Quelles menaces pour l'apron ?

L’Apron du Rhône est une espèce gravement menacée de disparition à l’échelle planétaire. L’Apron du Rhône est inscrit depuis 1990 sur la liste rouge mondiale des espèces menacées dressée par l’Union internationale pour la conservation de la nature (UICN).

En 1996, son statut est passé d’espèce en danger, à espèce en danger critique d’extinction, statut qui a été renouvelé en 2008.

En 2009, la liste rouge nationale des poissons d’eau douce de France métropolitaine a été dressée conjointement par l’UICN et le Muséum National d’Histoire Naturelle. L’Apron du Rhône apparait comme l’une des 4 espèces du territoire gravement menacées d’extinction.

Les causes et menaces de régression identifiées sont multiples:

  • Méconnaissance de l'espèce :

 Faute de connaissance sur les populations d’aprons, les mesures de gestion ont été inadaptées... ou inexistantes !

  • Le blocage de la circulation des aprons d'un milieu à un autre :

Les barrages et seuils ont isolé des groupes au sein de la population initiale, entraînant un appauvrissement génétique mettant en péril le potentiel adaptatif de l'espèce. En effet, moins une population sera génétiquement diversifiée, moins elle pourra faire face aux changements de son environnement. De plus, sur certains secteurs, l'accès aux zones de reproduction a pu être bloqué.

La Loue

  • La disparition de certains milieux propices à la vie des aprons :

Les seuils et barrages sont souvent à l'origine de la destruction d'habitats propices à de nombreuses espèces comme l'Apron en créant une retenue à l'amont qui homogénéise les habitats: ainsi d'une succession de zones rapides et lentes aux habitats diversifiés, on passe à une zone type plan d'eau, homogène, où le fond se colmate et où l'eau est susceptible de davantage s'échauffer. De plus, des aménagements hydroélectriques, en absorbant les petites crues qui "nettoient" et structurent les cours d’eau, font également disparaître certains habitats par colmatage.

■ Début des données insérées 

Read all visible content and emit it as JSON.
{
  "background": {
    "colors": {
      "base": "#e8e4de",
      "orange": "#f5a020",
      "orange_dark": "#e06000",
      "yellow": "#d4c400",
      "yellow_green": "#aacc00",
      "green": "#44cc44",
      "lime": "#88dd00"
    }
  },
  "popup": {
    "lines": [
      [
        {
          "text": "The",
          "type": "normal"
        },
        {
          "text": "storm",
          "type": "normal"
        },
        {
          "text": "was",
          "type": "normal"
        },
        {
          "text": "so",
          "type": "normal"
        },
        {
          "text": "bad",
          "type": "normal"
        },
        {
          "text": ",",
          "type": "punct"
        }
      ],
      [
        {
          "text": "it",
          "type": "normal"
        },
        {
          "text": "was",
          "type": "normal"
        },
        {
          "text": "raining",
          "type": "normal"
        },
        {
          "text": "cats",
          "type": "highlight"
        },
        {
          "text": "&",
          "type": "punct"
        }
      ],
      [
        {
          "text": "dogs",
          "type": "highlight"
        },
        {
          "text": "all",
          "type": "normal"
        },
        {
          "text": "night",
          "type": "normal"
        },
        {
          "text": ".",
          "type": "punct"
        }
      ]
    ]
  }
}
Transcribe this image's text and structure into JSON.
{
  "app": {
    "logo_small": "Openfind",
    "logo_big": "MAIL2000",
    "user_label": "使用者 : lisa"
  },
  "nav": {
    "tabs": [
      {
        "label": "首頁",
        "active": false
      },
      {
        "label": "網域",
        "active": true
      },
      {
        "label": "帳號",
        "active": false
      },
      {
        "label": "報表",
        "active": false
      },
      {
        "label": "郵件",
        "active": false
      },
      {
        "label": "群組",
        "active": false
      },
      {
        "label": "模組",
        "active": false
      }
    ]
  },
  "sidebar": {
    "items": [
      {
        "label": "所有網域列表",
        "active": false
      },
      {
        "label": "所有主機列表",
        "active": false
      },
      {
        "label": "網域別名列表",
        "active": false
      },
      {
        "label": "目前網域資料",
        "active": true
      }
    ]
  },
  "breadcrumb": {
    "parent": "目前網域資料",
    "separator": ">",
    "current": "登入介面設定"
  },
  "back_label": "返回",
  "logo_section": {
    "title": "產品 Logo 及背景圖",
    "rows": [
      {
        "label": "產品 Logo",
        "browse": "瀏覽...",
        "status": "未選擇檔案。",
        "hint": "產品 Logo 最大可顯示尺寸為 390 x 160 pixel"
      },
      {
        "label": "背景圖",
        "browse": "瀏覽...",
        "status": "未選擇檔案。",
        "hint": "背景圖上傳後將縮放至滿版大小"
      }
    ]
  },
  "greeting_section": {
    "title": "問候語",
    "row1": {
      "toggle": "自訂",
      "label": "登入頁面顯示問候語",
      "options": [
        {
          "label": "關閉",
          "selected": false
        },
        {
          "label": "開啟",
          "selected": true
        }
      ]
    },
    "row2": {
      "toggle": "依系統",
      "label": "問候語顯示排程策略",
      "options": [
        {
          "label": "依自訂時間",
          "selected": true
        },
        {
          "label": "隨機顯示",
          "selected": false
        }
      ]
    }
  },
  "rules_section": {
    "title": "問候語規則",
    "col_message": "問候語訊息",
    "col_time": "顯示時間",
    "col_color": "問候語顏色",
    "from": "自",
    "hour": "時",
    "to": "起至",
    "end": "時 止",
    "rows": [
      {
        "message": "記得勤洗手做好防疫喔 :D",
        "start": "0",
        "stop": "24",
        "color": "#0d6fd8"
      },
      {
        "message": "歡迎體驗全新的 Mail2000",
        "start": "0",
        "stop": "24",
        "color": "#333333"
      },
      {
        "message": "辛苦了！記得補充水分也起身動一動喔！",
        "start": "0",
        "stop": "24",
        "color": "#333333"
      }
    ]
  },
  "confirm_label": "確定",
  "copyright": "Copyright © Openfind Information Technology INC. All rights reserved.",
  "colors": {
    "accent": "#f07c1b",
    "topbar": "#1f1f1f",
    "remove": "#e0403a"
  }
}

Les travaux dans le lit des cours d'eau, nombreux dans le passé (curage, extraction de granulats) sont également à l'origine de la destruction d'habitats propices.

  • La qualité et la quantité des eaux :

Si globalement, la qualité des eaux des rivières tendrait à s'améliorer compte tenu de leur surveillance et des actions mises en place, il n'empêche que celle-ci a pu jouer un rôle déterminant dans l'extinction de l'espèce sur certaine rivière par pollution. La vigilance doit rester de mise car des pollutions ponctuelles ont toujours lieu. De plus, nous appréhendons mal tous les effets possibles des micropolluants issus des activités de l'homme (industrie, produits phytosanitaires).

De plus la quantité et la qualité des eaux sont devenues critiques dans certains secteurs très anthropisés durant la saison estivale: baisse des niveaux d’eau et des superficies d’habitat (été sec, irrigation…),  forte affluence touristique (prélèvements d'eau, difficulté de traitement des eaux usées…). Peu de débit, avec des eaux qui montent en température, des fonds qui peuvent se colmater avec les matières en suspension, le tout entrainant une baisse de la qualité de l'eau, des habitats et de la nourriture disponible.